My guess is it's <1 hour per task assuming just copilot access, and much less if you're allowed to use e.g. o1 + Cursor in agent mode. That being said, I think you'd want to limit humans to comparable amounts of compute for comparable number, which seems a bit trickier to make happen.
I don’t really have any funding for this project, but I might find someone that wants to do one task for fun, or do my best effort myself on a fresh task when I make one.
Is the reason you can't do one of the existing tasks, just to get a sense of the difficulty?
Makes sense, thanks!
For compute I'm using hardware we have locally with my employer, so I have not tracked what the equivalent cost of renting it would be, but I guess it would be of the same order of magnitude or as the API costs or a factor of a few larger.
It's hard to say because I'm not even sure you can rent Titan Vs at this point,[1] and I don't know what your GPU utilization looks like, but I suspect API costs will dominate.
An H100 box is approximately $2/hour/GPU and A100 boxes are a fair bit under $1/hour (see e.g. pricing on Vast AI or Shadeform). And even A100s are ridiculously better than a Titan V, in that it has 40 or 80 GB of memory and (pulling number out of thin air) 4-5x faster.
So if o1 costs $2 per task and it's 15 minutes per task, compute will be an order of magnitude cheaper. (Though as for all similar evals, the main cost will be engineering effort from humans.)
I failed to find an option to rent them online, and I suspect the best way I can acquire them is by going to UC Berkeley and digging around in old compute hardware.
This is really impressive -- could I ask how long this project took, how long does each eval take to run on average, and what you spent on compute/API credits?

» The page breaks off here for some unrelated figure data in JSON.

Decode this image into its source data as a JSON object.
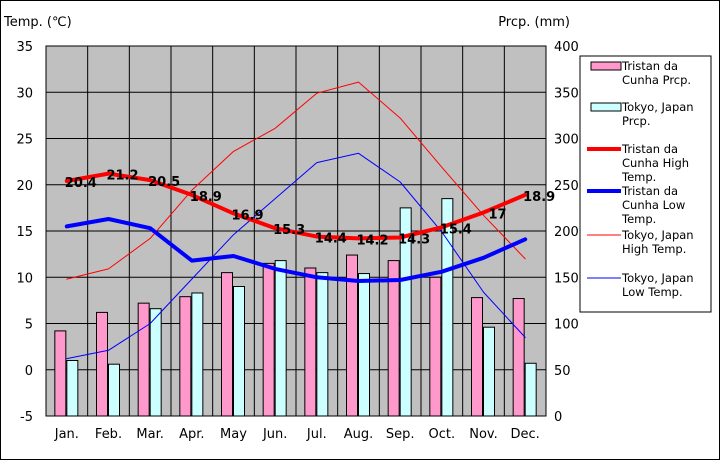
{
  "chart_data": {
    "type": "bar+line",
    "title": "",
    "left_axis_label": "Temp. (℃)",
    "right_axis_label": "Prcp. (mm)",
    "categories": [
      "Jan.",
      "Feb.",
      "Mar.",
      "Apr.",
      "May",
      "Jun.",
      "Jul.",
      "Aug.",
      "Sep.",
      "Oct.",
      "Nov.",
      "Dec."
    ],
    "ylim_temp": [
      -5,
      35
    ],
    "ylim_prcp": [
      0,
      400
    ],
    "temp_ticks": [
      35,
      30,
      25,
      20,
      15,
      10,
      5,
      0,
      -5
    ],
    "prcp_ticks": [
      400,
      350,
      300,
      250,
      200,
      150,
      100,
      50,
      0
    ],
    "bar_series": [
      {
        "name": "Tristan da Cunha Prcp.",
        "legend_lines": [
          "Tristan da",
          "Cunha Prcp."
        ],
        "color": "#ff99cc",
        "values": [
          92,
          112,
          122,
          129,
          155,
          165,
          160,
          174,
          168,
          150,
          128,
          127
        ]
      },
      {
        "name": "Tokyo, Japan Prcp.",
        "legend_lines": [
          "Tokyo, Japan",
          "Prcp."
        ],
        "color": "#ccffff",
        "values": [
          60,
          56,
          116,
          133,
          140,
          168,
          155,
          154,
          225,
          235,
          96,
          57
        ]
      }
    ],
    "line_series": [
      {
        "name": "Tristan da Cunha High Temp.",
        "legend_lines": [
          "Tristan da",
          "Cunha High",
          "Temp."
        ],
        "color": "#ff0000",
        "width": 4,
        "values": [
          20.4,
          21.2,
          20.5,
          18.9,
          16.9,
          15.3,
          14.4,
          14.2,
          14.3,
          15.4,
          17,
          18.9
        ],
        "labels": [
          "20.4",
          "21.2",
          "20.5",
          "18.9",
          "16.9",
          "15.3",
          "14.4",
          "14.2",
          "14.3",
          "15.4",
          "17",
          "18.9"
        ]
      },
      {
        "name": "Tristan da Cunha Low Temp.",
        "legend_lines": [
          "Tristan da",
          "Cunha Low",
          "Temp."
        ],
        "color": "#0000ff",
        "width": 4,
        "values": [
          15.5,
          16.3,
          15.3,
          11.8,
          12.3,
          10.9,
          10,
          9.6,
          9.7,
          10.6,
          12.1,
          14.1
        ]
      },
      {
        "name": "Tokyo, Japan High Temp.",
        "legend_lines": [
          "Tokyo, Japan",
          "High Temp."
        ],
        "color": "#ff0000",
        "width": 1,
        "values": [
          9.8,
          10.9,
          14.2,
          19.4,
          23.6,
          26.1,
          29.9,
          31.1,
          27.2,
          21.9,
          16.7,
          12.0
        ]
      },
      {
        "name": "Tokyo, Japan Low Temp.",
        "legend_lines": [
          "Tokyo, Japan",
          "Low Temp."
        ],
        "color": "#0000ff",
        "width": 1,
        "values": [
          1.2,
          2.1,
          5.0,
          9.8,
          14.6,
          18.5,
          22.4,
          23.4,
          20.3,
          14.9,
          8.4,
          3.5
        ]
      }
    ]
  }
}
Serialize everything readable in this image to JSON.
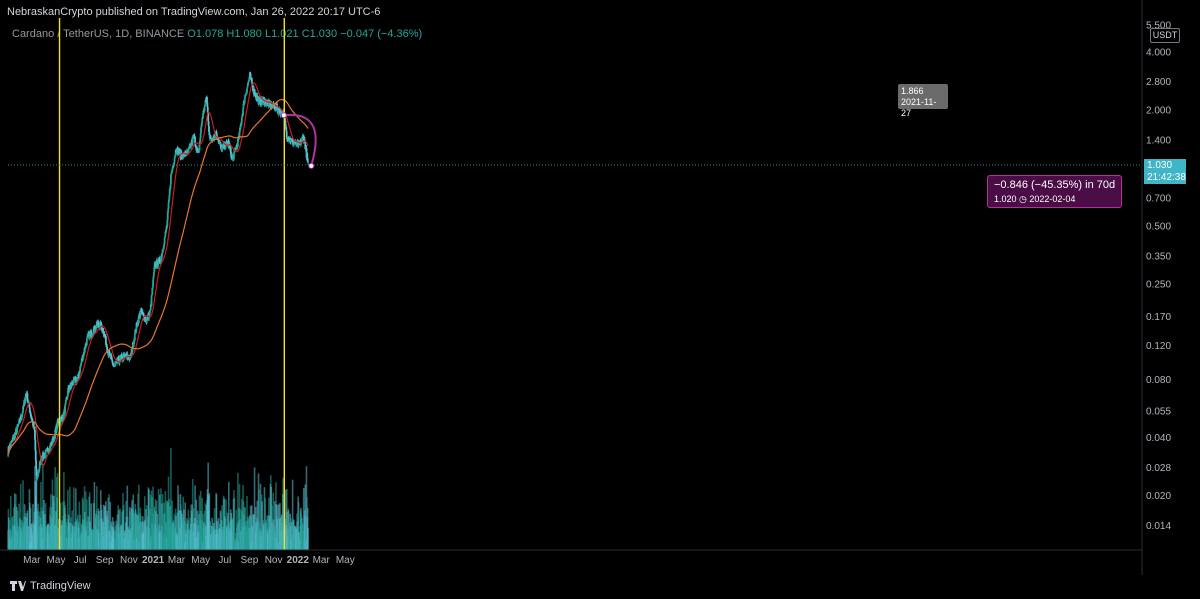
{
  "header": {
    "published": "NebraskanCrypto published on TradingView.com, Jan 26, 2022 20:17 UTC-6"
  },
  "legend": {
    "symbol": "Cardano / TetherUS, 1D, BINANCE",
    "open": "O1.078",
    "high": "H1.080",
    "low": "L1.021",
    "close": "C1.030",
    "change": "−0.047 (−4.36%)"
  },
  "axis": {
    "currency": "USDT",
    "price_labels": [
      "5.500",
      "4.000",
      "2.800",
      "2.000",
      "1.400",
      "1.030",
      "0.700",
      "0.500",
      "0.350",
      "0.250",
      "0.170",
      "0.120",
      "0.080",
      "0.055",
      "0.040",
      "0.028",
      "0.020",
      "0.014"
    ],
    "current_price": "1.030",
    "countdown": "21:42:38"
  },
  "tooltip": {
    "price": "1.866",
    "date": "2021-11-27"
  },
  "measure": {
    "line1": "−0.846 (−45.35%) in 70d",
    "line2": "1.020 ◷ 2022-02-04"
  },
  "footer": {
    "brand": "TradingView"
  },
  "colors": {
    "up": "#26a69a",
    "down": "#5bc3d6",
    "ma_fast": "#c81d1d",
    "ma_slow": "#e8772b",
    "vline": "#f6e31a",
    "measure_bg": "#4a0d45",
    "measure_border": "#b0329f"
  },
  "chart_data": {
    "type": "line",
    "title": "Cardano / TetherUS, 1D, BINANCE",
    "y_scale": "log",
    "x_ticks": [
      "Mar",
      "May",
      "Jul",
      "Sep",
      "Nov",
      "2021",
      "Mar",
      "May",
      "Jul",
      "Sep",
      "Nov",
      "2022",
      "Mar",
      "May"
    ],
    "y_ticks": [
      5.5,
      4.0,
      2.8,
      2.0,
      1.4,
      1.03,
      0.7,
      0.5,
      0.35,
      0.25,
      0.17,
      0.12,
      0.08,
      0.055,
      0.04,
      0.028,
      0.02,
      0.014
    ],
    "series": [
      {
        "name": "",
        "values": [
          [
            "2020-01-01",
            0.034
          ],
          [
            "2020-01-20",
            0.042
          ],
          [
            "2020-02-05",
            0.052
          ],
          [
            "2020-02-16",
            0.068
          ],
          [
            "2020-02-28",
            0.052
          ],
          [
            "2020-03-08",
            0.043
          ],
          [
            "2020-03-13",
            0.024
          ],
          [
            "2020-03-25",
            0.031
          ],
          [
            "2020-04-10",
            0.034
          ],
          [
            "2020-04-25",
            0.039
          ],
          [
            "2020-05-06",
            0.048
          ],
          [
            "2020-05-20",
            0.051
          ],
          [
            "2020-06-01",
            0.07
          ],
          [
            "2020-06-15",
            0.078
          ],
          [
            "2020-06-25",
            0.08
          ],
          [
            "2020-07-05",
            0.1
          ],
          [
            "2020-07-20",
            0.132
          ],
          [
            "2020-08-01",
            0.14
          ],
          [
            "2020-08-15",
            0.155
          ],
          [
            "2020-08-28",
            0.145
          ],
          [
            "2020-09-10",
            0.11
          ],
          [
            "2020-09-25",
            0.093
          ],
          [
            "2020-10-10",
            0.102
          ],
          [
            "2020-10-25",
            0.105
          ],
          [
            "2020-11-05",
            0.103
          ],
          [
            "2020-11-20",
            0.15
          ],
          [
            "2020-12-01",
            0.18
          ],
          [
            "2020-12-15",
            0.16
          ],
          [
            "2020-12-25",
            0.18
          ],
          [
            "2021-01-05",
            0.31
          ],
          [
            "2021-01-20",
            0.33
          ],
          [
            "2021-02-05",
            0.5
          ],
          [
            "2021-02-15",
            0.9
          ],
          [
            "2021-02-28",
            1.25
          ],
          [
            "2021-03-15",
            1.15
          ],
          [
            "2021-03-31",
            1.2
          ],
          [
            "2021-04-14",
            1.45
          ],
          [
            "2021-04-25",
            1.15
          ],
          [
            "2021-05-05",
            1.8
          ],
          [
            "2021-05-16",
            2.3
          ],
          [
            "2021-05-24",
            1.4
          ],
          [
            "2021-06-10",
            1.5
          ],
          [
            "2021-06-22",
            1.25
          ],
          [
            "2021-07-10",
            1.35
          ],
          [
            "2021-07-20",
            1.1
          ],
          [
            "2021-08-05",
            1.4
          ],
          [
            "2021-08-20",
            2.3
          ],
          [
            "2021-09-02",
            3.0
          ],
          [
            "2021-09-12",
            2.5
          ],
          [
            "2021-09-25",
            2.2
          ],
          [
            "2021-10-10",
            2.2
          ],
          [
            "2021-10-25",
            2.1
          ],
          [
            "2021-11-08",
            2.05
          ],
          [
            "2021-11-27",
            1.866
          ],
          [
            "2021-12-05",
            1.45
          ],
          [
            "2021-12-20",
            1.35
          ],
          [
            "2022-01-05",
            1.3
          ],
          [
            "2022-01-15",
            1.45
          ],
          [
            "2022-01-20",
            1.3
          ],
          [
            "2022-01-27",
            1.03
          ]
        ]
      }
    ],
    "moving_averages": [
      {
        "name": "",
        "color": "#c81d1d"
      },
      {
        "name": "",
        "color": "#e8772b"
      }
    ],
    "vertical_lines": [
      "2020-05-10",
      "2021-11-28"
    ],
    "last_price": 1.03,
    "measurement": {
      "from_date": "2021-11-27",
      "from_price": 1.866,
      "to_date": "2022-02-04",
      "to_price": 1.02,
      "change": -0.846,
      "change_pct": -45.35,
      "days": 70
    }
  }
}
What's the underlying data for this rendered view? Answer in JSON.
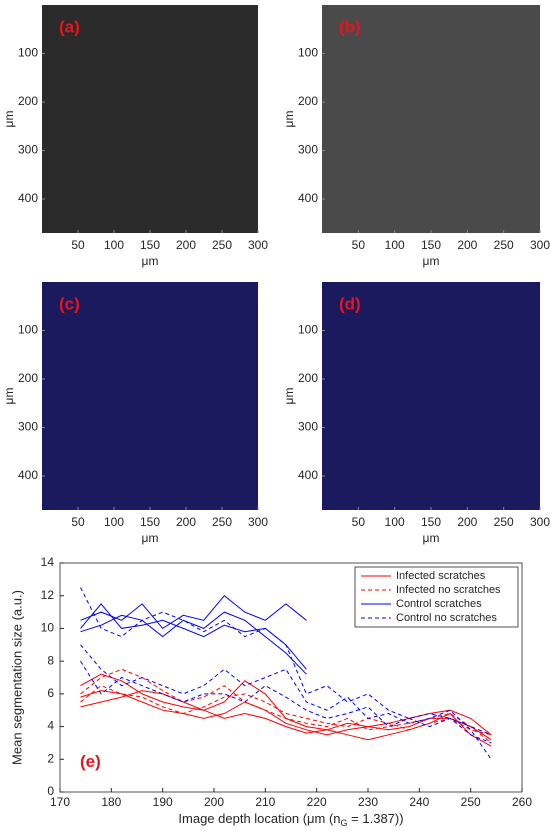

(Also, I found the preliminary BoK vs 5-iteration results especially interesting, especially the speculation on reasoning models.)
Thanks for writing this!
I agree that current frontier AI risk management frameworks (henceforth RMFs) are insufficient to ensure acceptably low risks from AI development. I also think that you've pointed out the key reasons for why they're inadequate: not addressing risks from development or internal deployment, a lack of planning for what happens assuming dangerous capabilities are detected, and (most importantly) a reliance on only checking for a few known risks (as operationalized by current evals). I think that the main value proposition of current RMFs is transparency -- that is, it's good to lay out what the evals and plans, and it's good for people to do very basic checks for model capabilities. (and I think that this is a common view at METR).
I also agree that this is one way to characterize an underlying assumption behind most RMFs (though not necessarily all, and the people writing them would not phrase it this way).
Another perspective on this underlying assumption is that people don't think of AI development, but instead think of it as software development and correctly note that "real" RMFs wouldn't allow people to develop software as it's normally developed. So actual RMFs end up a compromise between what they are in the traditional sense and what doesn't over encumber the normal software development cycle.